I’ll repeat that again, 3 times more body fat and only 0.5% more muscle than the group that was not in a caloric surplus.
And even bold it.
And there’s this study, where the researchers concluded:
“…there does not appear to be any metabolic or functional benefit to the source of the energy surplus”
Here’s the worst part.
Even if you gained more muscle during your bulking phase, you’re probably going to lose it all during your cutting phase.
Bulking only creates a short-term illusion of adding strength and size. And once you enter in a caloric deficit, and your body weight drops as a result, and you’re not able to push as heavy loads at the gym, you’re going to lose all of the bonus muscle you had gained.
Let’s do some muscle math.
In a realistic example, let’s say that you’ve been working out for 3 months.
Let’s say you’ve gained 2kg of muscle (4.4lbs) and lost 1 kg (2.2lbs) of fat.
We know that 1kg of muscle is equal to 1,800 calories.
While 1kg of fat is equal to 9,400 calories.
This is because muscle is mostly made up of water, it has a lot less stored energy than fat does.
So that means that in the time span of those three months you would’ve gained 3,600 calories.
And lost 9,400 calories.
So even though you would’ve gained 1kg (2.2lbs) of total bodyweight, there was a total net energy deficit of 5,800 calories, spread across those three months.
Or a deficit of 65 calories per day.
And this is only scratching the surface, there is a plethora of scientific literature that shows us that body recomposition is absolutely achievable.
This 2016 study, for example, shows that on average subjects lost about 5kg (11lbs) of fat mass, while gaining about a 1kg of lean muscle mass.
But most participants in such studies are usually novice trainees. People who had just recently started working out and gotten on a high protein diet of 1g per 1lbs. And they were using progressive overload in their workouts – i.e. gradually increasing the weight, frequency, or number of repetitions and sets when exercising a muscle.
So this begs the question:
Is body recomposition possible for someone who has been exercising for some time now.
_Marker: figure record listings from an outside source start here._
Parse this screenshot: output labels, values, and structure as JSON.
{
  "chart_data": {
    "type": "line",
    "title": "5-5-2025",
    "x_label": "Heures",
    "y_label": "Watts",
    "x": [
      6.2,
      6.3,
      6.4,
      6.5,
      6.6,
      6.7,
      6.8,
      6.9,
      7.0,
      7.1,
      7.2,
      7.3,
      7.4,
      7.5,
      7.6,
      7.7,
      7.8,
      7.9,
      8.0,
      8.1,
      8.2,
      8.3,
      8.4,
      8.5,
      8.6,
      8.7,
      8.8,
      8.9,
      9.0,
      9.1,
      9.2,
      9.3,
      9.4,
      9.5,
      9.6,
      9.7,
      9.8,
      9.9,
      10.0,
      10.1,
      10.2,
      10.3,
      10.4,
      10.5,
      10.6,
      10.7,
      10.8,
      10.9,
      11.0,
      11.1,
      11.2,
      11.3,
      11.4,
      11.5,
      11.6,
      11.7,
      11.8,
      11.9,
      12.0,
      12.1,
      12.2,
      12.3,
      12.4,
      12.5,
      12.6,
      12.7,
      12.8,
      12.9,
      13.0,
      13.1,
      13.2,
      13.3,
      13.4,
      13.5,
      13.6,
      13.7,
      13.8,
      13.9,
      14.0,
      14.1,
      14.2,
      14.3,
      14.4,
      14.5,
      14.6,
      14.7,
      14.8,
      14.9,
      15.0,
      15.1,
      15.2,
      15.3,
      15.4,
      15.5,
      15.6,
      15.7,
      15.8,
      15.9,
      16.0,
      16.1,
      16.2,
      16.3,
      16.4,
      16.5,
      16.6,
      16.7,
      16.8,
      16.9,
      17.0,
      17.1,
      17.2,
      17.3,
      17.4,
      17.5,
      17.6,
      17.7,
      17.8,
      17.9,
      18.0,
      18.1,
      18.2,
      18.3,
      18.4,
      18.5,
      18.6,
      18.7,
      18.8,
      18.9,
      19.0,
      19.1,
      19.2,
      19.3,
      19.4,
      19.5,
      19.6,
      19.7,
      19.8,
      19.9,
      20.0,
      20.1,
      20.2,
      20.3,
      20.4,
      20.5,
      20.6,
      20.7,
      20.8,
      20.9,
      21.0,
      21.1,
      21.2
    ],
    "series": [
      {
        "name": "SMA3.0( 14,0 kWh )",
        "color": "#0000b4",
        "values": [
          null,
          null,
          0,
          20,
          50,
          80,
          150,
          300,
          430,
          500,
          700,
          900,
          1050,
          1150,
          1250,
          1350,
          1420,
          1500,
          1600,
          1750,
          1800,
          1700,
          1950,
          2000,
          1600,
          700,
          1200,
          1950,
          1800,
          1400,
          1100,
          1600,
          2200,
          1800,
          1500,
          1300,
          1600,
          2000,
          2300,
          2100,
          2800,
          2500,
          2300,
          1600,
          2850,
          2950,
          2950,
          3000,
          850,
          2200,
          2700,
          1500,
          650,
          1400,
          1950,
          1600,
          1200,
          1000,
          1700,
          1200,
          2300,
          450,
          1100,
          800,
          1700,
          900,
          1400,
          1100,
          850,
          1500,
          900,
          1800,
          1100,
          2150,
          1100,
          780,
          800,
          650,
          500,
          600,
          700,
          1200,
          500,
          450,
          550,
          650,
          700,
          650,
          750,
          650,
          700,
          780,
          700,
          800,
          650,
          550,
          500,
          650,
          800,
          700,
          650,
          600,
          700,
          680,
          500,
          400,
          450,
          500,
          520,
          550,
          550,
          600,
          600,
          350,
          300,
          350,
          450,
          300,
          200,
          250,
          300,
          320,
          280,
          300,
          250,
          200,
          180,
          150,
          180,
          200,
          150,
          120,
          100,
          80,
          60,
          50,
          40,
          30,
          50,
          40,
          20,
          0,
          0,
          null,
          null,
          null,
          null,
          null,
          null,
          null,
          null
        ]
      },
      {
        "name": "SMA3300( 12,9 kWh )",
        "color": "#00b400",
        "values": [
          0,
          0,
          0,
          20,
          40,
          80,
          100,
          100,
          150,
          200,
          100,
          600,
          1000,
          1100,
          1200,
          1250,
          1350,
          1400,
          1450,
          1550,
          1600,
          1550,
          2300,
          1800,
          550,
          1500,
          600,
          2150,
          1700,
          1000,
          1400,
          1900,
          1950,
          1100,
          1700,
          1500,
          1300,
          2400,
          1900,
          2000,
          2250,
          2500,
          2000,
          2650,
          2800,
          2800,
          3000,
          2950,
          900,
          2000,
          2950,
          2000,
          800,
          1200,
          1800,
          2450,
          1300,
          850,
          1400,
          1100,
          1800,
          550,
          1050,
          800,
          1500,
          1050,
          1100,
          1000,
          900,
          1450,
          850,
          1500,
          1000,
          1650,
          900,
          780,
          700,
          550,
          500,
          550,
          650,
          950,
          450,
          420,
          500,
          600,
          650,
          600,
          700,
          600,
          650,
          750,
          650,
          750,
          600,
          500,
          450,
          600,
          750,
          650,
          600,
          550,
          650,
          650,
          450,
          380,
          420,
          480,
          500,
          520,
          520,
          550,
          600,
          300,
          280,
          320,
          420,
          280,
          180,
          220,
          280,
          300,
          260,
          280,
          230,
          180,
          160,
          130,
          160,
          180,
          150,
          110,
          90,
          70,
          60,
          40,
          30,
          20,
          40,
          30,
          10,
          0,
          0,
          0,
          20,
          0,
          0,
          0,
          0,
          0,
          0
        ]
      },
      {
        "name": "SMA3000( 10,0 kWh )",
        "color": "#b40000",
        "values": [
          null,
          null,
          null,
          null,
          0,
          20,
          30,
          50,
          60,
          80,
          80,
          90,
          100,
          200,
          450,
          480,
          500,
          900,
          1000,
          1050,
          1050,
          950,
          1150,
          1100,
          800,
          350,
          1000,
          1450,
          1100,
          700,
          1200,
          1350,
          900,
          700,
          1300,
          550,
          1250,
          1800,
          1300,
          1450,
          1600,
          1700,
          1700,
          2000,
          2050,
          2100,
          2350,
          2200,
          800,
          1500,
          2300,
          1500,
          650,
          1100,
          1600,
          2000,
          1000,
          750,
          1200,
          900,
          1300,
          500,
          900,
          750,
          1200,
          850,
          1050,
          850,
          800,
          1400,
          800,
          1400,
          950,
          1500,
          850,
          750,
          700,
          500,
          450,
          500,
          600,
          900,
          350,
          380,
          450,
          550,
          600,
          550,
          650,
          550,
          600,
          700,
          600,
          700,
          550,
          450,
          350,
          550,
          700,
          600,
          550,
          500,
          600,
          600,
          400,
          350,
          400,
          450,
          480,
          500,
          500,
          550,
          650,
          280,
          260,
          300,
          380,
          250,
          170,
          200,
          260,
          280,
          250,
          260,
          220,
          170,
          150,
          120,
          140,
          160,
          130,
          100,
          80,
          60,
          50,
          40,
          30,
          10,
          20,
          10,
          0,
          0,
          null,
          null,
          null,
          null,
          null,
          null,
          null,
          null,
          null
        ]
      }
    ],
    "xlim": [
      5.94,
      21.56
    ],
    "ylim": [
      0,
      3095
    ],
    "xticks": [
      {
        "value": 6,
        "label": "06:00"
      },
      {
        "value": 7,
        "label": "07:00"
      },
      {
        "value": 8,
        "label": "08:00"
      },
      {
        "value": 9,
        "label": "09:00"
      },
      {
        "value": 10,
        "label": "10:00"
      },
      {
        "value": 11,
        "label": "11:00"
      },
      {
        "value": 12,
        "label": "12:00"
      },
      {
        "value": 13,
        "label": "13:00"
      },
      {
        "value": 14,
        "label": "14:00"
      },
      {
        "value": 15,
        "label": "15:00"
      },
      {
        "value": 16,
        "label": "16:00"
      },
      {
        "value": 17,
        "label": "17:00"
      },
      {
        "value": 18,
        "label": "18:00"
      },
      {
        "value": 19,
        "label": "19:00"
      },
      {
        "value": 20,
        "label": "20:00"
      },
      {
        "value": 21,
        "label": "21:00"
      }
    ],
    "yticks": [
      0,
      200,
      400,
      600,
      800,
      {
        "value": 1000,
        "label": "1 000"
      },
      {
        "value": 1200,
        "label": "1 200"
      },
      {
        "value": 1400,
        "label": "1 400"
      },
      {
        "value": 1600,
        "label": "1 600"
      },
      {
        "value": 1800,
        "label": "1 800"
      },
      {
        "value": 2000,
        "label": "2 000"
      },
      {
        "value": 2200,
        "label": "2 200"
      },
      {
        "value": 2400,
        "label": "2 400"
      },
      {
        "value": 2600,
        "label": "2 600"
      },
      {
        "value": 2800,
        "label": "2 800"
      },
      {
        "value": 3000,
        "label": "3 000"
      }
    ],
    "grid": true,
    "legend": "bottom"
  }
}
Is body recomposition for everyone?
For the longest time, people used to believe that body recomposition can only occur in untrained new lifters and overweight people.
Makes sense, new lifters have the tendency to easily put on muscle and overweight people have large reserves of energy stored as body fat.
But recent data shows us that even experienced athletes are capable of building muscle while losing fat as shown in this study.
What about people with low body fat percentages?
Probably the only people who cannot benefit from body recomposition are those who already have low body fat percentages – say 6-10%.
But then, you don’t need to be in a caloric deficit.
If you continue dieting you’re going to increase the risk of losing muscle mass. As your body fat percentage drops, your body will do its best to maintain its body fat storages and will break down muscle tissue to decrease the total amount of calories necessary.
Because more muscle also means you burn more calories. Your BMR increases.
As a result you will also lack the necessary calories to help fuel your workouts and be able to lift heavier weights and maintain the intensity of your training.
If you’re in such a situation it would benefit you to eat more.
In conclusion, you can absolutely build muscle in a caloric deficit.
It’s not just for novice lifters or overweight people. It’s achievable by anyone.
But body recomposition is not desired when you’re already at low body fat percentages. As you’re going to jeopardize your muscle mass and strength.
Make sure that you’re eating a high protein diet of 0.8g to 1g of protein per pound of bodyweight. So, if you weigh 170lbs (77kg) eat about 136g to 170g of protein.
And make sure that you’re using progressive overload in your workouts.